Which indicates that BertModel.from_pretrained("Rostlab/prot_bert")
had failed to properly download the pre-trained model, thus, causing jina
to exit with 1
- which in UNIX status codes means 'EXIT_FAILURE'.
Super interesting writeup! I had seen that error before but not really known why. We could try loading BertModel
outside jina, just within a python Docker environment and see if that works, then slowly add in complexity until we get something working.
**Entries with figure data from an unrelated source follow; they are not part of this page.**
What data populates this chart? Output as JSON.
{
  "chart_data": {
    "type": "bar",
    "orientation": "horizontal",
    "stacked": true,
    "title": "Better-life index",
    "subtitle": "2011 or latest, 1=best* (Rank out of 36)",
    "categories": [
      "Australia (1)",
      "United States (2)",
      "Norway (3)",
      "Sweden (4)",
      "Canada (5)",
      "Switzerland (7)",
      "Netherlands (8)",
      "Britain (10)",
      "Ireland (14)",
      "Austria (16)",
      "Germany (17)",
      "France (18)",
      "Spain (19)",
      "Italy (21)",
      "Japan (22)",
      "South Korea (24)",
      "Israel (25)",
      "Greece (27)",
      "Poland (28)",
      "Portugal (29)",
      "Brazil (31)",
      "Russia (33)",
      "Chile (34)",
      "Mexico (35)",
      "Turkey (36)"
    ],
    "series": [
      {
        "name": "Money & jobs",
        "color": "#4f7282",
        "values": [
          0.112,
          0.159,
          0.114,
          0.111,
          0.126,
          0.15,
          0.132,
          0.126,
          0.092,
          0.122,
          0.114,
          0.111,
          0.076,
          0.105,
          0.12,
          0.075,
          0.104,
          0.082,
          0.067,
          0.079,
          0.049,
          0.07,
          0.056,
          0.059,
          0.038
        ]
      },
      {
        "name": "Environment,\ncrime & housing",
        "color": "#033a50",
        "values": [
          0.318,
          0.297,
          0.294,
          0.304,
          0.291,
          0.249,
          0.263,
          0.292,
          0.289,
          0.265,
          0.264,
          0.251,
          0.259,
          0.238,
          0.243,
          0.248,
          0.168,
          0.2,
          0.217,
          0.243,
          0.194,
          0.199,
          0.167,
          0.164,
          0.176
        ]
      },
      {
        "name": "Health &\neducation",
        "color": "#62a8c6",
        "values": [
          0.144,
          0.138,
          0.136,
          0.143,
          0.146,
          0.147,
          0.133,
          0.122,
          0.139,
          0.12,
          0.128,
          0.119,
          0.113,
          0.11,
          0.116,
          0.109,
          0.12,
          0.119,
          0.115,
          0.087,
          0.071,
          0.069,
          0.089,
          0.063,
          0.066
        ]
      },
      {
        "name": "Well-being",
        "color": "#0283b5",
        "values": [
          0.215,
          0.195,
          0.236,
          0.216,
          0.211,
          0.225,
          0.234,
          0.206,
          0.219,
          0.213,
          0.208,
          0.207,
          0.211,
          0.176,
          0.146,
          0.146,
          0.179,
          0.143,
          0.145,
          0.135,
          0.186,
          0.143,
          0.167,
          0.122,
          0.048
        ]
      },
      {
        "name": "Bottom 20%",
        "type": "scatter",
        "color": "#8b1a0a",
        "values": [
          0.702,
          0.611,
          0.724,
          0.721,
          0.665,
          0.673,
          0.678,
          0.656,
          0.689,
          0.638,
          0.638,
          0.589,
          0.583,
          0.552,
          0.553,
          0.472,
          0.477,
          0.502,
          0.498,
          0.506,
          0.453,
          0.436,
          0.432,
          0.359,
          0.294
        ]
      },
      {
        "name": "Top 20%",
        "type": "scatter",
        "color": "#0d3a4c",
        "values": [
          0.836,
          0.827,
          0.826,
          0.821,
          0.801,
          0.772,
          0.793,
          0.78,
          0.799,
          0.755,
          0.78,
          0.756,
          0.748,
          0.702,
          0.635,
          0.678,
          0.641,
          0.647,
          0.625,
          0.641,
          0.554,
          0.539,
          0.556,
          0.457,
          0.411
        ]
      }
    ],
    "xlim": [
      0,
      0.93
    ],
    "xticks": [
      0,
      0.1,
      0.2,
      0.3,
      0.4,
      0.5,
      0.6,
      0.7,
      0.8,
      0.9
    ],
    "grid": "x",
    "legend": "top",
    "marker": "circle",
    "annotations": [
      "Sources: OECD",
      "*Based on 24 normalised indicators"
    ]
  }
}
Or to test whether the above hypothesis is correct directly, load BertModel
outside of a flow. I think that latter case has been implemented for indexing in #50, but not for searching.
At the moment, I'm trying to setup a Docker flow where the pretrained model gets fetched before the Flow execution. Further discussion in #30
This should be closed by #30
@georgeamccarthy I believe this can be closed now.
Model loading has changed with #30, so this is not relevant anymore.
Describe the bug When running the backend on the most basic DigitalOcean droplet (1 GB Memory / 25 GB Disk / LON1 - Ubuntu 20.04 (LTS) x64) the python cannot execute
model = BertModel.from_pretrained("Rostlab/prot_bert")
the app hangs on this line until timeout.To Reproduce Steps to reproduce the behavior:
python3 backend/app.py
Expected behavior Should load the model before timeout.